The moment the country has been bracing for since the leaked draft opinion on the case that would overturn was published (and for which reproductive rights activists have been bracing for years) has arrived. As expected, the Supreme Court officially overturned Roe v. Wade and Planned Parenthood v. Casey in the Dobbs on Friday, June 24. This upends 50 years of precedent guaranteeing a constitutional right to an abortion, and means that abortion will be illegal or severely restricted almost immediately in 22 states.
It also means that some other rights the Supreme Court decided could also be on the chopping block—which Justice Clarence Thomas made clear in his concurring opinion.

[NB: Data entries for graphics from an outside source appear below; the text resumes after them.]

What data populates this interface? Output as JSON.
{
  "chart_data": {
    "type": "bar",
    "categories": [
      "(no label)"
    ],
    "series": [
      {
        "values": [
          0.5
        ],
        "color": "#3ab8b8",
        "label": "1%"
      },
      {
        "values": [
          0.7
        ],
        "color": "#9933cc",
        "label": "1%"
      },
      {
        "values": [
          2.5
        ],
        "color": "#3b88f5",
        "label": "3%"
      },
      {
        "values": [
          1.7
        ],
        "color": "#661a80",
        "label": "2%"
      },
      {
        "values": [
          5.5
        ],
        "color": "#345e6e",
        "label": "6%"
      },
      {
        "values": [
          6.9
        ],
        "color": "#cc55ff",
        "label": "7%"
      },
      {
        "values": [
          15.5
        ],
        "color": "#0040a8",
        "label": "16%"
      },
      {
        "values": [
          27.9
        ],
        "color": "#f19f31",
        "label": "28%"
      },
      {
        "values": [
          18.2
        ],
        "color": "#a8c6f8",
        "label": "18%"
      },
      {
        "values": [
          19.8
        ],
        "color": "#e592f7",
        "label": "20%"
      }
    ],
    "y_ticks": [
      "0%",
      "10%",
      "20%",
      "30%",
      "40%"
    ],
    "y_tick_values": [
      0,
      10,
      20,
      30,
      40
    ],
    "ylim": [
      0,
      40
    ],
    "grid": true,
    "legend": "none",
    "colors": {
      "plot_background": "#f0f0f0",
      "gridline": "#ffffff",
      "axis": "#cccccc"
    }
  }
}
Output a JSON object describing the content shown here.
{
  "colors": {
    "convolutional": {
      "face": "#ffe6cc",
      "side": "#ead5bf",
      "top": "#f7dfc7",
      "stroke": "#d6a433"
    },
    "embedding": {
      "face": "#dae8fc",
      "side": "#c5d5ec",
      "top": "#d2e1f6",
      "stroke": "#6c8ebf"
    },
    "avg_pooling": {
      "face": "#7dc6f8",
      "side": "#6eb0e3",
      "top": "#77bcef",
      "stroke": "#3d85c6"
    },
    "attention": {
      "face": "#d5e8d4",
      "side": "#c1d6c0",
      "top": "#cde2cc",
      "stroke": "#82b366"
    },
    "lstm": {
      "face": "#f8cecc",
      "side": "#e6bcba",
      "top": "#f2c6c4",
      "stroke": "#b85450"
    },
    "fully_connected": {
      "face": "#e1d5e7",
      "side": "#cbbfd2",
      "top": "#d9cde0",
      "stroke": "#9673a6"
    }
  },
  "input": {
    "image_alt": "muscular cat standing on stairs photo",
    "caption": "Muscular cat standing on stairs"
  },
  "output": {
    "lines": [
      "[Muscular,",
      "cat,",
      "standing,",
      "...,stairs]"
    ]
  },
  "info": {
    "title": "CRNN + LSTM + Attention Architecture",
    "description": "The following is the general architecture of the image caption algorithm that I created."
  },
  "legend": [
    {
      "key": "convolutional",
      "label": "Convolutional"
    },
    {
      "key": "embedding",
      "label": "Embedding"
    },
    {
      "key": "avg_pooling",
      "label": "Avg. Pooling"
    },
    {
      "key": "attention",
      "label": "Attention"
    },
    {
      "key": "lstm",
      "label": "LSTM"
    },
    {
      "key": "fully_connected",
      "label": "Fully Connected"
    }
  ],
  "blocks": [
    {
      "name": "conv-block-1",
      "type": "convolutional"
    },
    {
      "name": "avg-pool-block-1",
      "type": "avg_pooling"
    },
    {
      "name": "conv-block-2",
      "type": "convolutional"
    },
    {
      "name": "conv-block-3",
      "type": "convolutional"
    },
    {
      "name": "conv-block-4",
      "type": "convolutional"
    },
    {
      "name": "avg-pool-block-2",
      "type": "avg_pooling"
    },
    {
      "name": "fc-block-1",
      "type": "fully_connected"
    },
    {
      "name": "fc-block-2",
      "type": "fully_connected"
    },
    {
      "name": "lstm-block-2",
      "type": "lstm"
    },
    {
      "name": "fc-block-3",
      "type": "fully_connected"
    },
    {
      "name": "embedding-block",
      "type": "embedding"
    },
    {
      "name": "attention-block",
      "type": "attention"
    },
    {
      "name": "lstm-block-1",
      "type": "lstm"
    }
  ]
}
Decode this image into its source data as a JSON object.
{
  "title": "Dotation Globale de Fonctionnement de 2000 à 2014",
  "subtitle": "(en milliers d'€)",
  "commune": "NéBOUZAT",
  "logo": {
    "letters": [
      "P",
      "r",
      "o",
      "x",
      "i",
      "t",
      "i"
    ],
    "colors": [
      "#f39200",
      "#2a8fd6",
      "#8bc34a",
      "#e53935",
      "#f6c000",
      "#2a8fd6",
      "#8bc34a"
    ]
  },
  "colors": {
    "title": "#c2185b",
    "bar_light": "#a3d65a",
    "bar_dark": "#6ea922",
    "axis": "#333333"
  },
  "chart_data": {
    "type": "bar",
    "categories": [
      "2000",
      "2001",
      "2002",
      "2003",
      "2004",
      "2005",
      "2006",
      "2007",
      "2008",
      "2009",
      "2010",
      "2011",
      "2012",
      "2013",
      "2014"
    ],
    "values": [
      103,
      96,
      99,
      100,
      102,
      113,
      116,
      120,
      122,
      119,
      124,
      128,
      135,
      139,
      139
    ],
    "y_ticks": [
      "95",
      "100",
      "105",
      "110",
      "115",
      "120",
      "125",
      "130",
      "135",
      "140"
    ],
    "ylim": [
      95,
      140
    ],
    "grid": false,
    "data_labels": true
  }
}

“In future cases, we should reconsider all of this Court’s substantive due process precedents, including Griswold, Lawrence, and Obergefell,” he wrote. Reminder: These were the cases that protected the rights to contraception, same-sex relationships, and same-sex marriage. So, to translate, Thomas is saying that because the court decided that the foundations for the original Roe and Casey rulings were faulty, rulings based on those same foundations (Griswold, Lawrence, and Obergefell), should also be “reconsidered.” Call me alarmist, but it sure sounds like Clarence Thomas is ready to take back contraception and gay marriage.
In his majority opinion, Justice Samuel Alito wrote, “Roe was egregiously wrong from the start. Its reasoning was exceptionally weak, and the decision has had damaging consequences. And far from bringing about a national settlement of the abortion issue, Roe and Casey have enflamed debate and deepened division.”
In their joint dissent, Justices Elena Kagan, Sonia Sotomayor, and Stephen Breyer wrote, “With sorrow—for this Court, but more, for the many millions of American women who have today lost a fundamental constitutional protection—we dissent.”